An imposing wall is surrounding the monastery complex, which includes three churches (Sts. Peterand Paul, St. Gregory the Illuminator, and St. Astvatsatsin), as well as a hall, bell tower, rectory, and living quarters. One of the most famous architectural structures of the monastery is however an oscillating pendulum called Gazavan. The eight-meter tall pendulous pillar, constructed in 904 in the yard part of the monastery, swayed during earthquakes, also giving notice of enemy armies approaching,
This pillar is on of the main beneficiaries of the new Tatev Revival programme, a public-private partnership initiative implemented by the National Competitiveness Foundation of Armenia. The project also includes the restoration of Tatev Monastery’s 17th century oil mill, the development of a network of village bed and breakfasts, and a cuisine revival that will highlight and reinterpret local specialties.
The programme organizers hope that these projects will boost tourism in the region.

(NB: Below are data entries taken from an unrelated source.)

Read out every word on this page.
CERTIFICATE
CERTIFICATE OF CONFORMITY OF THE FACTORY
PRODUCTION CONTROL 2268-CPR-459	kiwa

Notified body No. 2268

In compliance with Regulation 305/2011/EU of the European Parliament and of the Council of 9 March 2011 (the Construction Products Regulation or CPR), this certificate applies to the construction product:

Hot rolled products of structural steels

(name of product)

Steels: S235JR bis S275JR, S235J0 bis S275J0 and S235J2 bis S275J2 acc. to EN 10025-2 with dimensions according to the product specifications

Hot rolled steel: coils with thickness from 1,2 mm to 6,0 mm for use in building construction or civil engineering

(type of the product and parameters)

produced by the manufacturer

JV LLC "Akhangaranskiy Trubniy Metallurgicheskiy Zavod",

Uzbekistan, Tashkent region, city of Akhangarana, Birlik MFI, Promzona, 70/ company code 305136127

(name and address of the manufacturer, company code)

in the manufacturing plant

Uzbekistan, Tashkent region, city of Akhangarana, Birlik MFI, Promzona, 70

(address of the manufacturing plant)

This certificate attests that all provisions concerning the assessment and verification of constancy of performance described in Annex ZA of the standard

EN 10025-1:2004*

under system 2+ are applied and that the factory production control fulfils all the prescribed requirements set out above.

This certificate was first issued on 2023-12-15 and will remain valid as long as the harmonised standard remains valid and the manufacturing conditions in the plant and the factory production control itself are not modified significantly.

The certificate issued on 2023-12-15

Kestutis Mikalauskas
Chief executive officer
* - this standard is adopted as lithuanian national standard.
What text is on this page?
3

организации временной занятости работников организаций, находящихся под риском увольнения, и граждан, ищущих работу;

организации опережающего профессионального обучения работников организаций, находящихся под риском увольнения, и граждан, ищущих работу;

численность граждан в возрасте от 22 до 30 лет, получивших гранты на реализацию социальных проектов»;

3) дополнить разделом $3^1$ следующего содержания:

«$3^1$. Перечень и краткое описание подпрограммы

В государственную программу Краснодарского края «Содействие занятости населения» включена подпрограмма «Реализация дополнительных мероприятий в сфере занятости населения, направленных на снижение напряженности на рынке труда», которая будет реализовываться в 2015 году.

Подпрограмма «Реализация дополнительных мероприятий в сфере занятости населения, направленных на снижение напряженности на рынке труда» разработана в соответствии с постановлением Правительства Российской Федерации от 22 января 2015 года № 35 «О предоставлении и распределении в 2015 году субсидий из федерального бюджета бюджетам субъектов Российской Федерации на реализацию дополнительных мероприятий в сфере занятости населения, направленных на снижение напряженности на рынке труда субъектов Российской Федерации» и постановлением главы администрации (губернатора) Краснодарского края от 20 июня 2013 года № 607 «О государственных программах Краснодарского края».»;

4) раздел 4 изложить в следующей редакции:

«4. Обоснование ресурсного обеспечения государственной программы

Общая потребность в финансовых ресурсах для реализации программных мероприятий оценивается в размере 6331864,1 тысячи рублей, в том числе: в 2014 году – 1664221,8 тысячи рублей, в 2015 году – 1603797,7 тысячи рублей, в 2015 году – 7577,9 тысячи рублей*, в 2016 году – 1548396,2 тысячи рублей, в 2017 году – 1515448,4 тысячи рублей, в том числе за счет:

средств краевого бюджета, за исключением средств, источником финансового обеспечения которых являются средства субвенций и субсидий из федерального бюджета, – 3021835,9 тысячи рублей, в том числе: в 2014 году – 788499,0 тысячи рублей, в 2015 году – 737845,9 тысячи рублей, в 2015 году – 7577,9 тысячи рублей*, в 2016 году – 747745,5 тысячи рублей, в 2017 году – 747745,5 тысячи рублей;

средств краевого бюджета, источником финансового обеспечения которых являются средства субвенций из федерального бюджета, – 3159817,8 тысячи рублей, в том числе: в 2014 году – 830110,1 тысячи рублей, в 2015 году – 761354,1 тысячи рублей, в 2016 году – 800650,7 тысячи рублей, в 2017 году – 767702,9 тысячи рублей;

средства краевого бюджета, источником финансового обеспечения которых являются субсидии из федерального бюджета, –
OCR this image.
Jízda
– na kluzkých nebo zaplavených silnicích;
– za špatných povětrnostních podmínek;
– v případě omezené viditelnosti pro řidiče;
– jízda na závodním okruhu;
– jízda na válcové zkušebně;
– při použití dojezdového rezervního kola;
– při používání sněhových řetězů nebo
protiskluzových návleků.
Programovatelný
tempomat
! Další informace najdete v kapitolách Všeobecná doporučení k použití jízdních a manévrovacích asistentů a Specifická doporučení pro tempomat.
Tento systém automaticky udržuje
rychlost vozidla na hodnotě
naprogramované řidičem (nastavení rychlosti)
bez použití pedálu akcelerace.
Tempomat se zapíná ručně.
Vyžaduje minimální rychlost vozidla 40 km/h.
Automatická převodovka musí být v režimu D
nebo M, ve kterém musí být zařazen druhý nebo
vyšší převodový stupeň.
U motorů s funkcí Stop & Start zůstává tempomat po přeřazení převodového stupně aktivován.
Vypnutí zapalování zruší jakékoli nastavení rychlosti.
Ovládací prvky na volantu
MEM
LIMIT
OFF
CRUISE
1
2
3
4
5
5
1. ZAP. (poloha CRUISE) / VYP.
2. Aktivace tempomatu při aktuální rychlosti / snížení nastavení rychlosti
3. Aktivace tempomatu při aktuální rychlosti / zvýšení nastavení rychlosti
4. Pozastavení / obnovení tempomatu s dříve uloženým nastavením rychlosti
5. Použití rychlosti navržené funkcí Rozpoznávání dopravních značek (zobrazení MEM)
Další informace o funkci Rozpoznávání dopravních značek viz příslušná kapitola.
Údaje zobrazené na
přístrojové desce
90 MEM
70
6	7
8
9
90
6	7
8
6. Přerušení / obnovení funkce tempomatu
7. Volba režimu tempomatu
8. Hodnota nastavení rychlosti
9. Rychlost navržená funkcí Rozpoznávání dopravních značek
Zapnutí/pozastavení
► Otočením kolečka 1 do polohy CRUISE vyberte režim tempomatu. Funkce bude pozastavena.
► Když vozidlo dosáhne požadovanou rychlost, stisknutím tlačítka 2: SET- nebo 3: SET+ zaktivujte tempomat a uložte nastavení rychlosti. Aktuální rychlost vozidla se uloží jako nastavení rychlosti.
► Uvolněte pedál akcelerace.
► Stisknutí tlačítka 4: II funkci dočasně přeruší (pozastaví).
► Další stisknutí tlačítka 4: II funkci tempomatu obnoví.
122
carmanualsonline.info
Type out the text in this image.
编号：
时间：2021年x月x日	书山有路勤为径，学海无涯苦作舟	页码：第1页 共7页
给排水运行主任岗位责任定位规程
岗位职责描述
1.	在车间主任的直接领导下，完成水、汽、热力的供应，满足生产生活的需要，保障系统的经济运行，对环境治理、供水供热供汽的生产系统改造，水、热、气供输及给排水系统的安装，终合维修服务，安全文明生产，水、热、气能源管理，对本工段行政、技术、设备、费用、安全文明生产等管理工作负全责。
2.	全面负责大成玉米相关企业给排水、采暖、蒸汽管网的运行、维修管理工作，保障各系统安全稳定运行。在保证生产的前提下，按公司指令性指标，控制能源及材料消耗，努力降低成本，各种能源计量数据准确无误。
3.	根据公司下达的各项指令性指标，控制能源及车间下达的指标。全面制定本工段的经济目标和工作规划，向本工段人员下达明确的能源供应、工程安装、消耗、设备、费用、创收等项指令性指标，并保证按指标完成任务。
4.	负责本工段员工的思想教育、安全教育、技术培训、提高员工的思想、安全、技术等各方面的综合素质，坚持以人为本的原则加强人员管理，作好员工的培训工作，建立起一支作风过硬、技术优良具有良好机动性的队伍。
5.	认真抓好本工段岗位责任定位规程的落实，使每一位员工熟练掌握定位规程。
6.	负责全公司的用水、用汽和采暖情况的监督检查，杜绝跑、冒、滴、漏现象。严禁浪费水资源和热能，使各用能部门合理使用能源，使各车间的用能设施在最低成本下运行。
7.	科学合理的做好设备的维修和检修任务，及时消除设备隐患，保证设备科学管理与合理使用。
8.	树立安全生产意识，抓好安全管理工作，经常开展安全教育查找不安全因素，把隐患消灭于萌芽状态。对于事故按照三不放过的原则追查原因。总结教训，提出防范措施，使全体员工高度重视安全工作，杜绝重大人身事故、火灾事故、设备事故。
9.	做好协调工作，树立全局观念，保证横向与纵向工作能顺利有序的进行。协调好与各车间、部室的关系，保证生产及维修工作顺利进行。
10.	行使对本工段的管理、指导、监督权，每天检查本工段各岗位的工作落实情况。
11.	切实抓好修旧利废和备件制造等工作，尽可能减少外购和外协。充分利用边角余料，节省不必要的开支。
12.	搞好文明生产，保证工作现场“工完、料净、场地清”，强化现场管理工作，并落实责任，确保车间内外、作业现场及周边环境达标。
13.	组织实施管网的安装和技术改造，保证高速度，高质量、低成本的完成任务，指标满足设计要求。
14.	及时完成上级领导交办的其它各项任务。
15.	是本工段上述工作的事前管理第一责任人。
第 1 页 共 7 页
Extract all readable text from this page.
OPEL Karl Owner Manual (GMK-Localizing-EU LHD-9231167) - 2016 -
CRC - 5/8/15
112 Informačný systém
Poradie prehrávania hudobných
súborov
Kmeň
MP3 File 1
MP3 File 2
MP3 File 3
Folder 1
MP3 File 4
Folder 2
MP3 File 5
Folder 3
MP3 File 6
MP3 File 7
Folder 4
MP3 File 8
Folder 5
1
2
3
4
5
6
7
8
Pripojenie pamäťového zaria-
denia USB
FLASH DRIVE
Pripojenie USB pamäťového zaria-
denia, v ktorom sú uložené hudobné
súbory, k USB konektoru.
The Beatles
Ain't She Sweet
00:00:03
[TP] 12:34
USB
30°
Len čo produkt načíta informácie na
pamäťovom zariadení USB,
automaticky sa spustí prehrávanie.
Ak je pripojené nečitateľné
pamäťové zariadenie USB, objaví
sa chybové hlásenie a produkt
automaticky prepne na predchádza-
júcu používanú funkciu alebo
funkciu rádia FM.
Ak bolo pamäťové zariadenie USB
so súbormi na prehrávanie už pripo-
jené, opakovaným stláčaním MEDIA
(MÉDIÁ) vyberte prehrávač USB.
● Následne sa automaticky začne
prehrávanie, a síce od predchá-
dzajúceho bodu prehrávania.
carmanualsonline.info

The success of the programme is also supported by the opening of a new aerial tramway in Tatev, the world’s longest in the non-stop reversible aerial tramway category according to the Guinness World Records.
The tramway, suggestively called “Wings of Tatev” cost 13 million EURO to build, and was built in 11 months by the Swiss-Austrian Garaventa Doppelmayer Group. It was officially launched on October 16 of this year and it is already in use for public transportation.